Biological activity of the purified recombinant HIL-23Fc. (A) Schematic illustration of the Hyper IL-23Fc fusion gene. Hyper-IL-23 was N-terminally tagged with a flag-tag and C-terminally tagged with Fc and His-tag. (B) CHO-K1 cells were stably transduced with Hyper-IL-23Fc cDNA and a high producer clone was selected. Western blot detection of HIL-23Fc was done with α-hFc mAbs. Input: CHO-K1 supernatant containing Hyper-IL-23Fc. Unbound: Detection of Hyper-IL-23Fc which was not bound to Protein A agarose after precipitation. Bound: Detection of Hyper-IL-23Fc, which was precipitated by Protein A agarose. (C) Hyper-IL-23Fc was purified by Protein A agarose affinity chromatography and stained by Coomassie brilliant blue. Input: cell culture supernatant from CHO-K1 cells stably expression Hyper-IL-23Fc. Flow Through: Fraction which did not bind to Protein A agarose. Wash: The column was washed twice with PBS. Elution: Hyper-IL-23Fc was eluted with 50 mM citrate buffer (50 mM citric acid, 50 mM sodium citrate), pH 3.25. (D) Ba/F3-gp130 and Ba/F3-mIL-23R-mIL-12Rβ1 cells were stimulated with the indicated concentrations of Hyper-IL-23Fc and GFP. Cellular proliferation was determined after 72 h.

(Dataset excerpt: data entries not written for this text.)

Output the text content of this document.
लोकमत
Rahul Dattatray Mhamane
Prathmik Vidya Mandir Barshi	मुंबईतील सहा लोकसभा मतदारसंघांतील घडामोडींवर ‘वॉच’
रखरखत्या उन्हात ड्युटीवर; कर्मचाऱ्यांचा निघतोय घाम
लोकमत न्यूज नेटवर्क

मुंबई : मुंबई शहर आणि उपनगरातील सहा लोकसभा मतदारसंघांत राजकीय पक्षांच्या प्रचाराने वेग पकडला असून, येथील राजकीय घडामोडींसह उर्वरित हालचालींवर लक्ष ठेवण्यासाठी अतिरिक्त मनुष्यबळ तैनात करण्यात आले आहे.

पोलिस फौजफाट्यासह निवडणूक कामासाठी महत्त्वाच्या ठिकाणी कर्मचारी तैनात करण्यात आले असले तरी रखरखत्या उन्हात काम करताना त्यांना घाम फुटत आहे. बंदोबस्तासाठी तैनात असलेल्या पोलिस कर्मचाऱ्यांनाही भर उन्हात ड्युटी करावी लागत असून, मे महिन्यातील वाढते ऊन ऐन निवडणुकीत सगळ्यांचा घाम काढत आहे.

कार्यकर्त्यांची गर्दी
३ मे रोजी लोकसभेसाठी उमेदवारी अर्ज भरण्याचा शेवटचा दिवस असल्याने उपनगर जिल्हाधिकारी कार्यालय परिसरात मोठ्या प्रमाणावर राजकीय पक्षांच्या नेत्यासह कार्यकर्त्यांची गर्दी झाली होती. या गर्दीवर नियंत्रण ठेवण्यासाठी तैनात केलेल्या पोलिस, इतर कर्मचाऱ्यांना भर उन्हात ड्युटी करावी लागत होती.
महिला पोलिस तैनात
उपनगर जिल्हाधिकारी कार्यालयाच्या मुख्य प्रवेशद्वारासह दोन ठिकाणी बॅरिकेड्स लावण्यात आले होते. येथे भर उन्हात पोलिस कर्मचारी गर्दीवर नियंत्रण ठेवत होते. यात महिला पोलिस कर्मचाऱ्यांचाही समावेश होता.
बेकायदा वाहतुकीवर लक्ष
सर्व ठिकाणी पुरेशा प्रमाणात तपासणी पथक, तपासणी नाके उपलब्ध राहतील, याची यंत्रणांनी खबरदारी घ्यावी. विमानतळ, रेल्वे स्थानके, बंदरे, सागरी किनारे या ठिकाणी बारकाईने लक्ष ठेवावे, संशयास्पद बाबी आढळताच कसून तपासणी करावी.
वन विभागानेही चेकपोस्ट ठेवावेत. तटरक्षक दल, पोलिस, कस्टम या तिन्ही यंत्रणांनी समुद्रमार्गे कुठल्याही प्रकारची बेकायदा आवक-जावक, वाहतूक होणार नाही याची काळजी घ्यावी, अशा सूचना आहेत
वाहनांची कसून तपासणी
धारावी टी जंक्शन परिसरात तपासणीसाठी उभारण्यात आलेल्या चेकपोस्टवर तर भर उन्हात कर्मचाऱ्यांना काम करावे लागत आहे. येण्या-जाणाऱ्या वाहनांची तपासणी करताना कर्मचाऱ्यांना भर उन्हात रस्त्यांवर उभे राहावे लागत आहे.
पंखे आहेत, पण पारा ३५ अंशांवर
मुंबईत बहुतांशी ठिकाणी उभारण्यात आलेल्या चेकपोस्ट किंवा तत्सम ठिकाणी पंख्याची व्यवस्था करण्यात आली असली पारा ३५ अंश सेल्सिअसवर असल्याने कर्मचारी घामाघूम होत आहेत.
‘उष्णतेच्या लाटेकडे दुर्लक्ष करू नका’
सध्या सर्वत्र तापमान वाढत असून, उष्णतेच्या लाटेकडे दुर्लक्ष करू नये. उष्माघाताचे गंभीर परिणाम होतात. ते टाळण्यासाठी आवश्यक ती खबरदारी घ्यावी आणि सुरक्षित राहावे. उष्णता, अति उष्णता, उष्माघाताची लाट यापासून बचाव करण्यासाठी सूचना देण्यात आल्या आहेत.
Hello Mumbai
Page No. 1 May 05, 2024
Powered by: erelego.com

One representative experiment out of three is shown. Results are mean ± S.D. of three replicates. (E) Ba/F3-gp130 and Ba/F3-gp130-mIL-23R-mIL-12Rβ1 cells were stimulated with 25 ng/ml of recombinant GFP, HIL-23Fc, HIL-6Fc and PBS for 30 min. Equal amounts of total protein (50 μg/lane) were analyzed for phospho-STAT3, STAT3, phospho-ERK1/2, ERK1/2, phospho AKT and AKT. Western blot data show one representative experiment out of three. Uncropped images of Western blots are presented in Supplementary Figure 1.

Figure 7

Closed-chest LAD ischemia/reperfusion with 60 min ischemia and 3 weeks of reperfusion was induced in wild-type mice treated with recombinant HIL-23Fc. (A) Schematic illustration of closed-chest LAD experiments with 12–14 weeks old wild-type mice injected with Hyper-IL-23Fc. Baseline measurement were performed at day -5, LAD ligature was inserted at day -4, 60 min of ischemia was done at day 0 followed by 3 weeks of reperfusion and analysis at day 1, 4 and 21. 10 µg/mouse HIL-23Fc in 200 µl sterile PBS or 200 µl sterile PBS were injected intraperitoneally on day 0 (directly at the beginning of reperfusion), 2, 4, 6 and 8. (B) Echocardiographic analysis of ejection fraction, endsystolic- and enddiastolic volume before (baseline) and after 7 d and 21 d of reperfusion. Results are mean ± S.E.M. of 5–7 animals/group (PBS treated group n = 5; HIL-23Fc treated group n = 7). (C) Immunostaining and quantitative analysis of αSMA protein in the LV after HIL-23Fc injection or PBS and after 3 weeks of reperfusion; 40x magnification; scale bars, 50 µm. Results are mean ± S.E.M. of 5–7 animals/group (PBS treated group n = 5; HIL-23Fc treated group n = 7). (D) Immunostaining with HAbP and quantitative analysis of HA amounts in the LV after HIL-23Fc injection or PBS and after 3 weeks of reperfusion. Representative images and quantitative analysis; 40x magnification; scale bars, 50 µm. Results are mean ± S.E.M. of 5–7 animals/group (PBS treated group n = 5; HIL-23Fc treated group n = 7). (E) Representative Gomori’s 1-step trichrome staining of heart sections and quantitative analysis of infarct size/LV after HIL-23Fc injection or PBS and after 3 weeks of reperfusion; scale bars, 1 mm. Results are mean ± S.E.M. of 5–7 animals/group (PBS treated group n = 5; HIL-23Fc treated group n = 7). Significance of difference (two-tailed Student t test): *p < 0.05.